Read mapping, SNP calling and SNP index analysis

The raw sequencing data were filtered according to strict parameters to obtain high-quality data. QTL-Seq analysis was performed using the QTL-seq pipeline as described previously15. At the beginning of the analysis, the sequencing data of either parent was required to generate a reference genome of the parent to be used as the reference for read mapping of the two bulk samples.

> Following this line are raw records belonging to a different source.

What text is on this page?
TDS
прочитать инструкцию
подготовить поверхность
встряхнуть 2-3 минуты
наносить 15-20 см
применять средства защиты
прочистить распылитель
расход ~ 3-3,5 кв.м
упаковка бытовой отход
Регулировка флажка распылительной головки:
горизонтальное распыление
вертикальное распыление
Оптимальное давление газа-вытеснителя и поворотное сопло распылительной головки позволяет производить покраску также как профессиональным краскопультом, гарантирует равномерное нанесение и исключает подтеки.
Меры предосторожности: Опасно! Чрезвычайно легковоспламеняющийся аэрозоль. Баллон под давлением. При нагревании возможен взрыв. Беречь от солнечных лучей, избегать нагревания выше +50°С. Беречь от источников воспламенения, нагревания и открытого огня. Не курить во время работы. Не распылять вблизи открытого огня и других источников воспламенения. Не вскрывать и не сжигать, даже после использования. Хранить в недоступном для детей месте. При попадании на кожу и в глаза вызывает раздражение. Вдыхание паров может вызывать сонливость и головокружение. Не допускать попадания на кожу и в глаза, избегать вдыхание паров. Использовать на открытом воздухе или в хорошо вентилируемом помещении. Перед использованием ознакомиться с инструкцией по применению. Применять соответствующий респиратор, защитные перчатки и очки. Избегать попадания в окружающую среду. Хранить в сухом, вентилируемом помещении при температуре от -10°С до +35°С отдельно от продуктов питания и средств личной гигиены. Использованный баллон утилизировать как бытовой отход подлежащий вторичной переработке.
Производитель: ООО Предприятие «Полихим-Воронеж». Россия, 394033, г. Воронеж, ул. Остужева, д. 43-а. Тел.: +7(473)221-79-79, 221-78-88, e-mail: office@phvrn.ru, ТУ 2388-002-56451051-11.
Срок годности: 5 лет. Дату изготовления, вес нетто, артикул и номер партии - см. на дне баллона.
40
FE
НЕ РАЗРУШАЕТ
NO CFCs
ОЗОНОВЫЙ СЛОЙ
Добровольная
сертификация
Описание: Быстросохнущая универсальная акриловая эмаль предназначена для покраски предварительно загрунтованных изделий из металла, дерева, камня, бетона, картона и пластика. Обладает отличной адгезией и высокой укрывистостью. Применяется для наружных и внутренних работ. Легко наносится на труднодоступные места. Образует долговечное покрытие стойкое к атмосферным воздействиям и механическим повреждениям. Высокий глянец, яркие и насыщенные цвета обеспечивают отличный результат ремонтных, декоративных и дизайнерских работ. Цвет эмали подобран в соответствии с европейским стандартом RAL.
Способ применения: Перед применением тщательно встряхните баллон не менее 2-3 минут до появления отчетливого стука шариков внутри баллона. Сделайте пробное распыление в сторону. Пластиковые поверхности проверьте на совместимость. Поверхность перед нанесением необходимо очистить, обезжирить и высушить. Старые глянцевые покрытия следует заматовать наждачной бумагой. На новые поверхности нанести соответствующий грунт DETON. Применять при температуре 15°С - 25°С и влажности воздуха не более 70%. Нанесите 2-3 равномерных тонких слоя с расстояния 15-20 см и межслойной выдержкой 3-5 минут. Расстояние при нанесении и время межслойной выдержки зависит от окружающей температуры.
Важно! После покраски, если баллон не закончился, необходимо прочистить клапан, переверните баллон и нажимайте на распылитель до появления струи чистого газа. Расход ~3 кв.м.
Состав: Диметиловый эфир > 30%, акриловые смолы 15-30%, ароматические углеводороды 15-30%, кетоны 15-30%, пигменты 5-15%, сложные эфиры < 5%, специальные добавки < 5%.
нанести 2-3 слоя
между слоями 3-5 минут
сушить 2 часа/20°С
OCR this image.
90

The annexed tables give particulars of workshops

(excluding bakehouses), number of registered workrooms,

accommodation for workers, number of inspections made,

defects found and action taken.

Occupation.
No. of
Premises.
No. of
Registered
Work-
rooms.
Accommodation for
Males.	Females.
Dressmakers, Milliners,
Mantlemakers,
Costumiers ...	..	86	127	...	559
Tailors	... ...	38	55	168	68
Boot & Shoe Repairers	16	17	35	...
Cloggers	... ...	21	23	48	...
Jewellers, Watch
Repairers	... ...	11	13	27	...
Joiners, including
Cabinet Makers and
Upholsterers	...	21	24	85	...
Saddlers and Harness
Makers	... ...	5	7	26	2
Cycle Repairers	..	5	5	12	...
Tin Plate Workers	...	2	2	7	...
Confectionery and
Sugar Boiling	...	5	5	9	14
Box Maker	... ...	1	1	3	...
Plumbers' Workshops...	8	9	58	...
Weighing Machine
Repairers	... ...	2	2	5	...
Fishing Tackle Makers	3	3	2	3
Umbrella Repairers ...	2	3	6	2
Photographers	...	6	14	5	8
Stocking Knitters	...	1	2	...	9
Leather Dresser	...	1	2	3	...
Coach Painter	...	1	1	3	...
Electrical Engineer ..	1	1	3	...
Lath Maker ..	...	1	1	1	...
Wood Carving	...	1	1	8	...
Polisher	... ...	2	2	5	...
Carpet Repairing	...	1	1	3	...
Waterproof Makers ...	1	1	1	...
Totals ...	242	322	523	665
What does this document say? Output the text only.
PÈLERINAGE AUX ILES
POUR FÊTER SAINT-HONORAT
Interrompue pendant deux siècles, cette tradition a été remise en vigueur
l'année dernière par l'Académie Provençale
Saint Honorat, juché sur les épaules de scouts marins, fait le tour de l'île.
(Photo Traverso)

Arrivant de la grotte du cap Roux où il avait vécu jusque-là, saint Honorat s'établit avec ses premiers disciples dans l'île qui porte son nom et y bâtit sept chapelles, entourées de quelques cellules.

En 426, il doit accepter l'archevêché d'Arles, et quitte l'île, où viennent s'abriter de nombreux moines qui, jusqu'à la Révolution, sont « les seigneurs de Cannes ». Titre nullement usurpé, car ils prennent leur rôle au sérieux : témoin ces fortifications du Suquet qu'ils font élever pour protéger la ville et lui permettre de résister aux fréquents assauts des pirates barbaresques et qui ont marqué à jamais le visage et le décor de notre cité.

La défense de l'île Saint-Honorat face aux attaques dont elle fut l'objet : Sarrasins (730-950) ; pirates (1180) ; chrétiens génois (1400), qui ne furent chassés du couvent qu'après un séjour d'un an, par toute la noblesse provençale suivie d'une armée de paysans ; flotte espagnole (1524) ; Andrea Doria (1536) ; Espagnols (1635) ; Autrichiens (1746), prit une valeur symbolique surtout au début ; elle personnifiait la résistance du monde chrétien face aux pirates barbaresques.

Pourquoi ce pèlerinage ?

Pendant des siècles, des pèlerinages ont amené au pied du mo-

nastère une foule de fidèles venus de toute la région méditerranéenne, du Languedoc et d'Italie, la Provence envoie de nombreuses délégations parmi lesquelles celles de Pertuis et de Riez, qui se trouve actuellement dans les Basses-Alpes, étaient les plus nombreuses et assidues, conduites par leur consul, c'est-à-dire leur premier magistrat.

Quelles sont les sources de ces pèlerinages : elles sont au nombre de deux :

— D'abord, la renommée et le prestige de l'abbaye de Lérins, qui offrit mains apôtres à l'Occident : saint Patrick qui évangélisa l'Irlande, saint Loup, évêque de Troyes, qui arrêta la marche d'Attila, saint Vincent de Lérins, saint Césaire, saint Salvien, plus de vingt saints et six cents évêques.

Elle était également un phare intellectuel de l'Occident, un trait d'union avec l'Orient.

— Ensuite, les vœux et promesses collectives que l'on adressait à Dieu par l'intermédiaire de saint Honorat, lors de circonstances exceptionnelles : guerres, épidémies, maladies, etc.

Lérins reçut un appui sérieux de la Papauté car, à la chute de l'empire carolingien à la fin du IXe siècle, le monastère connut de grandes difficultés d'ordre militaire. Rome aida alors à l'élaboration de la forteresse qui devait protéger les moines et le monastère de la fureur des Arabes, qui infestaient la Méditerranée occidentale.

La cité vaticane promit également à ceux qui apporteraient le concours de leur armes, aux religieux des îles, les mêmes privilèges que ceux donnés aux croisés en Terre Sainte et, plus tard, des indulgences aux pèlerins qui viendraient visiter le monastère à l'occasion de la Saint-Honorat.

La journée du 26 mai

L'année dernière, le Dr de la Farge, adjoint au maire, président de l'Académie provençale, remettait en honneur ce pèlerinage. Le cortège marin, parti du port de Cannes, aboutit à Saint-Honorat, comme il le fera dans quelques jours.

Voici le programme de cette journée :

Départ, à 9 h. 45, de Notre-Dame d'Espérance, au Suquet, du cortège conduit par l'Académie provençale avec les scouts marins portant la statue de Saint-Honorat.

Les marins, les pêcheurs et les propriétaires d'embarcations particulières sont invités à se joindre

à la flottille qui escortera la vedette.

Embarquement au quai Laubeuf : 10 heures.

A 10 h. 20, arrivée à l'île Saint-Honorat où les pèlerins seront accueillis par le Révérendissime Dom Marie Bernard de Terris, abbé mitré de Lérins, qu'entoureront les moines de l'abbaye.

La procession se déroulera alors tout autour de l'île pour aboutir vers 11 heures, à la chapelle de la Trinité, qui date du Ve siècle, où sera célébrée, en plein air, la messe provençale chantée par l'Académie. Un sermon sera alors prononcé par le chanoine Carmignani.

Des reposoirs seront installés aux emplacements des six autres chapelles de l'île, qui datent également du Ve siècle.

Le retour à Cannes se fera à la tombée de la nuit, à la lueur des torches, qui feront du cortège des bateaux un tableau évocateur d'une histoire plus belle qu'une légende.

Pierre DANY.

In this study, we used PTT1 as a reference throughout the entire analysis pipeline. First, the clean reads of the PTT1 parent were aligned to the public reference genome (Nipponbare: IRGSP1.0) using BWA aligner31. The variants representing the PTT1 parent were then used to develop the PTT1 reference genome by substituting the bases in the genome. DNA variants, including single nucleotide polymorphism (SNP) and small insertion/deletion (Indel), were detected in the HGE and LGE bulks by aligning reads onto the PTT1 reference genome. Then, the SNP index at each SNP position was calculated for the HGE and LGE bulks as described previously32. The SNP positions with SNP index <0.3 in both pools were removed. The ∆(SNP index) was then calculated using the following formula: [SNP index (HGE bulk) – SNP index (LGE bulk)]. The distribution of average SNP index and ∆(SNP index) was estimated in a given genomic interval using a sliding window approach with a 2-Mb window size and 10-kb step and plotted to generate SNP index plots for all rice chromosomes. To make the plots less complex, only the SNPs with read supports of 29 or greater were selected. The plots of SNP index and ∆(SNP index) compared between the two bulks were visualized using Circos33. The candidate genomic regions for grain elongation were determined based on the sliding window plots. Only the regions in which the average ∆(SNP index) of a locus was significantly greater than the surrounding region and windows that exhibited an average P-value < 0.05 were considered15.

Identification of nonsynonymous SNPs in QTL regions

Whole-genome resequencing data of the two parents, PTT1 and Basmati, were used to identify nonsynonymous SNPs. The data were aligned against the Nipponbare reference genome using BWA aligner. SNPs were identified with BAM files obtained in the previous step using Samtools 1.034. The effects of the obtained SNPs were annotated using Variant Effect Predictor (VEP: https://plants.ensembl.org/Oryza_sativa/Tools/VEP). Nonsynonymous SNPs and other SNPs with strong effects present in the candidate genomic regions identified by QTL-seq were selected.

Marker genotyping and marker-trait association analysis

The pre-designed Kompetitive Allele Specific PCR (KASP) markers for SSIIa, SBEIIa, Wx and SSI and a CAPS marker for SBEIII were used to genotype the F2 progenies. SSIIa-KASP (unpublished) was designed based on the two consecutive functional SNPs (TT/GC) on exon 8 to detect specific alleles. Wx-KASP (unpublished) was designed based on the SNP (G/T) associated with Wxa/Wxb alleles located at the 5′ splicing site of intron 1 of the Wx. SSI-KASP (unpublished) was designed based on a nonsynonymous SNP (G/A) at position 3,070,895 on exon 14 of SSI. SBEIIa-KASP (unpublished) was designed based on a SNP (C/T) at position 20,241,818 on intron 1. The SBEIII-CAPS marker (unpublished) was designed to detect the SNP (C/T) at the position 15,350,350 on exon 11 of SBE-III (LOC_Os06g26234). All markers were provided courtesy of Rice Gene Discovery, BIOTEC, Thailand. Single-marker analysis was performed using the genotype data from the four markers and the phenotypic data of 170 F2 lines. The percentage of phenotypic variance explained by each QTL (R2) was estimated by simple regression analysis.